It was four years ago that the the eyes of the football world were on Michael Sam at the NFL Combine. Sam, who came out publicly prior to the combine, was poised to become the first openly gay player drafted in the NFL.
It ultimately didn’t work out in the NFL for Sam, who was drafted by the St. Louis Rams in the spring and cut at the end of training camp in 2014. Sam will always have the distinction of being the first out gay football player to participate at the combine and be drafted.
Since 2014, the only time a gay issue has come up at the combine was in 2016, when Eli Apple, a cornerback later drafted by the New York Giants, said he was asked by an unnamed assistant coach for the Atlanta Falcons if he liked men.
While Sam has been the first and last out player at the combine, this could change in the next couple of years when one of the two openly gay players currently on Power 5 college football teams will be eligible for the draft. Performing at the combine is a vital step for many potential draftees.
Scott Frantz is a junior left tackle for Kansas State and he came out prior to the start of the 2017 season. In his freshman and sophomore seasons Frantz was the Wildcats’ starting left tackle, a key position on the offensive line. In the 2016 Texas Bowl, Frantz shut down pass rushing specialist Myles Garrett, who last year was the top pick in the NFL Draft. One analyst, writing prior to last season, called Frantz good enough to be a future NFL player.
If Frantz desires to try and play in the NFL, he can do it after his upcoming junior season by declaring for the draft, though it’s more likely he would wait until after his senior season. If so, Frantz could be among potential draft choices invited to the combine (there are 336 invitees this year to the event, which is underway in Indianapolis).

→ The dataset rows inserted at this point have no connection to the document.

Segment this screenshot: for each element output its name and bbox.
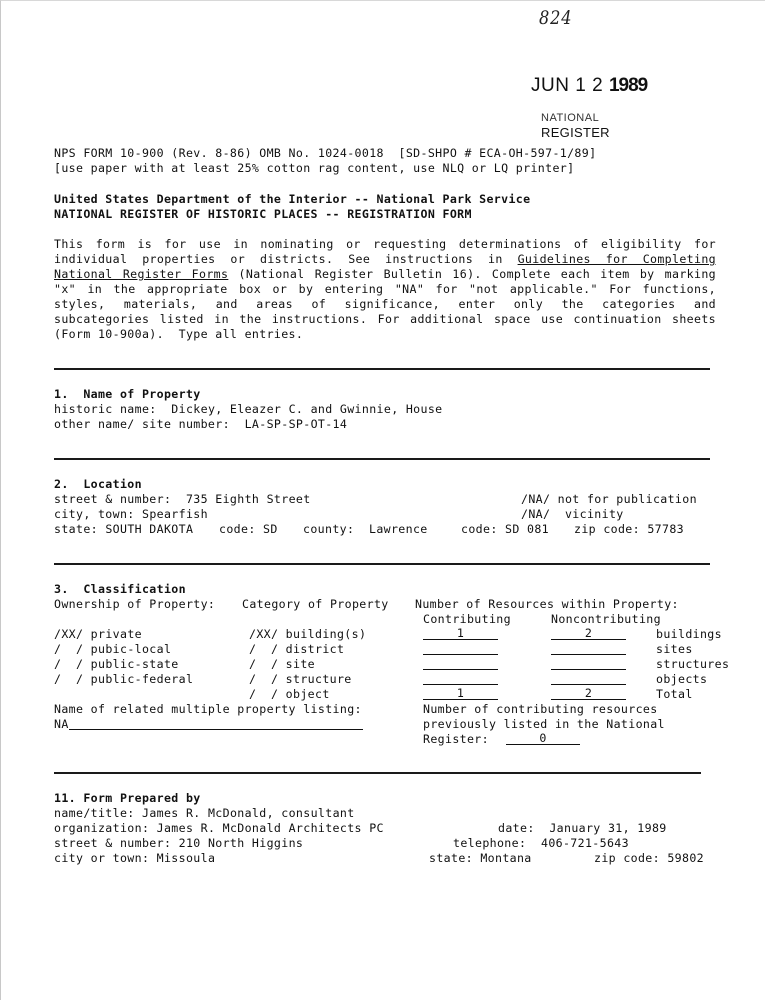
- guidelines-link: Guidelines for Completing: [518, 252, 716, 266]
- organization-row: organization: James R. McDonald Architec…: [54, 821, 384, 836]
- date-value: January 31, 1989: [549, 821, 666, 835]
- instructions-text: individual properties or districts. See …: [54, 252, 518, 266]
- form-number-line: NPS FORM 10-900 (Rev. 8-86) OMB No. 1024…: [54, 146, 596, 161]
- preparer-state-value: Montana: [480, 851, 531, 865]
- contributing-structures: [423, 657, 498, 670]
- contributing-sites: [423, 642, 498, 655]
- preparer-state-label: state:: [429, 851, 473, 865]
- instructions-text: (National Register Bulletin 16). Complet…: [228, 267, 716, 281]
- street-row: street & number: 735 Eighth Street: [54, 492, 311, 507]
- registration-form-page: 824 JUN 1 2 1989 NATIONAL REGISTER NPS F…: [0, 0, 765, 1000]
- instructions-line-1: This form is for use in nominating or re…: [54, 237, 716, 252]
- option-label: object: [286, 687, 330, 701]
- checkbox-mark: /XX/: [54, 627, 83, 641]
- noncontributing-label: Noncontributing: [551, 612, 661, 627]
- ownership-public-local: / / pubic-local: [54, 642, 171, 657]
- state-label: state:: [54, 522, 98, 536]
- checkbox-mark: / /: [249, 672, 278, 686]
- county-code: code: SD 081: [461, 522, 549, 537]
- street-value: 735 Eighth Street: [186, 492, 311, 506]
- checkbox-mark: /XX/: [249, 627, 278, 641]
- preparer-zip-label: zip code:: [594, 851, 660, 865]
- state-value: SOUTH DAKOTA: [105, 522, 193, 536]
- handwritten-page-number: 824: [539, 7, 572, 29]
- county-value: Lawrence: [369, 522, 428, 536]
- category-buildings: /XX/ building(s): [249, 627, 366, 642]
- county-code-label: code:: [461, 522, 498, 536]
- historic-name-row: historic name: Dickey, Eleazer C. and Gw…: [54, 402, 443, 417]
- section-divider: [54, 772, 701, 774]
- option-label: public-state: [91, 657, 179, 671]
- historic-name-label: historic name:: [54, 402, 157, 416]
- noncontributing-total: 2: [551, 687, 626, 700]
- vicinity: /NA/ vicinity: [521, 507, 624, 522]
- option-label: district: [286, 642, 345, 656]
- option-label: structure: [286, 672, 352, 686]
- preparer-street-row: street & number: 210 North Higgins: [54, 836, 303, 851]
- city-value: Spearfish: [142, 507, 208, 521]
- ownership-public-federal: / / public-federal: [54, 672, 193, 687]
- option-label: public-federal: [91, 672, 194, 686]
- option-label: building(s): [286, 627, 367, 641]
- instructions-line-6: subcategories listed in the instructions…: [54, 312, 716, 327]
- organization-value: James R. McDonald Architects PC: [157, 821, 384, 835]
- instructions-line-4: "x" in the appropriate box or by enterin…: [54, 282, 716, 297]
- preparer-state-row: state: Montana: [429, 851, 532, 866]
- category-district: / / district: [249, 642, 344, 657]
- category-site: / / site: [249, 657, 315, 672]
- resource-label-structures: structures: [656, 657, 729, 672]
- section-divider: [54, 458, 710, 460]
- city-label: city, town:: [54, 507, 135, 521]
- ownership-private: /XX/ private: [54, 627, 142, 642]
- street-label: street & number:: [54, 492, 171, 506]
- date-row: date: January 31, 1989: [498, 821, 667, 836]
- county: county: Lawrence: [303, 522, 428, 537]
- resource-label-buildings: buildings: [656, 627, 722, 642]
- city-row: city, town: Spearfish: [54, 507, 208, 522]
- preparer-city-label: city or town:: [54, 851, 149, 865]
- noncontributing-buildings: 2: [551, 627, 626, 640]
- option-label: pubic-local: [91, 642, 172, 656]
- preparer-street-value: 210 North Higgins: [179, 836, 304, 850]
- other-name-label: other name/ site number:: [54, 417, 230, 431]
- checkbox-mark: / /: [249, 657, 278, 671]
- option-label: private: [91, 627, 142, 641]
- preparer-name-label: name/title:: [54, 806, 135, 820]
- resources-label: Number of Resources within Property:: [415, 597, 679, 612]
- resource-label-sites: sites: [656, 642, 693, 657]
- preparer-name-value: James R. McDonald, consultant: [142, 806, 355, 820]
- noncontributing-objects: [551, 672, 626, 685]
- county-code-value: SD 081: [505, 522, 549, 536]
- preparer-street-label: street & number:: [54, 836, 171, 850]
- telephone-row: telephone: 406-721-5643: [453, 836, 629, 851]
- historic-name-value: Dickey, Eleazer C. and Gwinnie, House: [171, 402, 442, 416]
- other-name-value: LA-SP-SP-OT-14: [245, 417, 348, 431]
- contributing-buildings: 1: [423, 627, 498, 640]
- previously-listed-line-1: Number of contributing resources: [423, 702, 658, 717]
- zip-value: 57783: [647, 522, 684, 536]
- zip-label: zip code:: [574, 522, 640, 536]
- date-label: date:: [498, 821, 535, 835]
- stamp-national: NATIONAL: [541, 112, 599, 124]
- section-2-heading: 2. Location: [54, 477, 142, 492]
- category-label: Category of Property: [242, 597, 389, 612]
- category-structure: / / structure: [249, 672, 352, 687]
- instructions-line-2: individual properties or districts. See …: [54, 252, 716, 267]
- instructions-line-3: National Register Forms (National Regist…: [54, 267, 716, 282]
- state-code-label: code:: [219, 522, 256, 536]
- ownership-public-state: / / public-state: [54, 657, 179, 672]
- preparer-city-row: city or town: Missoula: [54, 851, 215, 866]
- previously-listed-value: 0: [506, 732, 580, 745]
- county-label: county:: [303, 522, 354, 536]
- other-name-row: other name/ site number: LA-SP-SP-OT-14: [54, 417, 347, 432]
- multiple-listing-value: NA: [54, 717, 69, 732]
- agency-title: United States Department of the Interior…: [54, 192, 530, 207]
- checkbox-mark: / /: [249, 642, 278, 656]
- stamp-day: 1 2: [575, 75, 603, 96]
- preparer-city-value: Missoula: [157, 851, 216, 865]
- preparer-zip-row: zip code: 59802: [594, 851, 704, 866]
- ownership-label: Ownership of Property:: [54, 597, 215, 612]
- contributing-objects: [423, 672, 498, 685]
- paper-instructions-line: [use paper with at least 25% cotton rag …: [54, 161, 574, 176]
- section-1-heading: 1. Name of Property: [54, 387, 201, 402]
- telephone-value: 406-721-5643: [541, 836, 629, 850]
- telephone-label: telephone:: [453, 836, 526, 850]
- stamp-month: JUN: [531, 75, 569, 96]
- multiple-listing-label: Name of related multiple property listin…: [54, 702, 362, 717]
- checkbox-mark: / /: [54, 672, 83, 686]
- section-11-heading: 11. Form Prepared by: [54, 791, 201, 806]
- preparer-zip-value: 59802: [667, 851, 704, 865]
- contributing-total: 1: [423, 687, 498, 700]
- received-date-stamp: JUN 1 2 1989: [531, 75, 647, 97]
- instructions-line-7: (Form 10-900a). Type all entries.: [54, 327, 303, 342]
- form-title: NATIONAL REGISTER OF HISTORIC PLACES -- …: [54, 207, 472, 222]
- resource-label-total: Total: [656, 687, 693, 702]
- previously-listed-line-2: previously listed in the National: [423, 717, 665, 732]
- state-row: state: SOUTH DAKOTA: [54, 522, 193, 537]
- state-code: code: SD: [219, 522, 278, 537]
- not-for-publication: /NA/ not for publication: [521, 492, 697, 507]
- category-object: / / object: [249, 687, 330, 702]
- noncontributing-structures: [551, 657, 626, 670]
- preparer-name-row: name/title: James R. McDonald, consultan…: [54, 806, 355, 821]
- organization-label: organization:: [54, 821, 149, 835]
- state-code-value: SD: [263, 522, 278, 536]
- stamp-year: 1989: [609, 75, 647, 96]
- stamp-register: REGISTER: [541, 125, 610, 140]
- zip: zip code: 57783: [574, 522, 684, 537]
- section-divider: [54, 368, 710, 370]
- section-3-heading: 3. Classification: [54, 582, 186, 597]
- multiple-listing-underline: [69, 729, 363, 730]
- instructions-line-5: styles, materials, and areas of signific…: [54, 297, 716, 312]
- noncontributing-sites: [551, 642, 626, 655]
- option-label: site: [286, 657, 315, 671]
- resource-label-objects: objects: [656, 672, 707, 687]
- previously-listed-label: Register:: [423, 732, 489, 747]
- checkbox-mark: / /: [54, 657, 83, 671]
- contributing-label: Contributing: [423, 612, 511, 627]
- checkbox-mark: / /: [249, 687, 278, 701]
- section-divider: [54, 563, 710, 565]
- nr-forms-link: National Register Forms: [54, 267, 228, 281]
- checkbox-mark: / /: [54, 642, 83, 656]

Frantz’s combine experience would almost certainly be different and less frenzied than Sam’s. Sam did not come out publicly as gay until two weeks before the 2014 combine and it became a huge media story.
Frantz’s coming out last summer was more low-key and he will have had two or three years of being an out player before he could be invited to the combine. His being gay would not be as newsy for that reason, and I doubt he would undergo as much scrutiny about his personal life as did Sam in 2014.
This is all speculative, of course. Frantz could decide not to try out for the NFL or be sidetracked by an injury. But even if he doesn’t make the combine, there is another openly gay player waiting in the wings, My-King Johnson of Arizona.
Johnson was a redshirt freshman defensive lineman last year and is expected to suit up for the Wildcats in the fall. He’s a long way from being drafted, but he was a highly sought-after recruit and has the potential to play in the NFL.
I have long agreed with the idea that one of the easiest ways for a gay male athlete to reach the pros with minimal fuss would be for that person’s sexual orientation to be old news by the time he’s ready to turn pro. With Frantz and Johnson, we might see that theory put to the test in 2020 or 2021, unless some player not yet out beats them to it.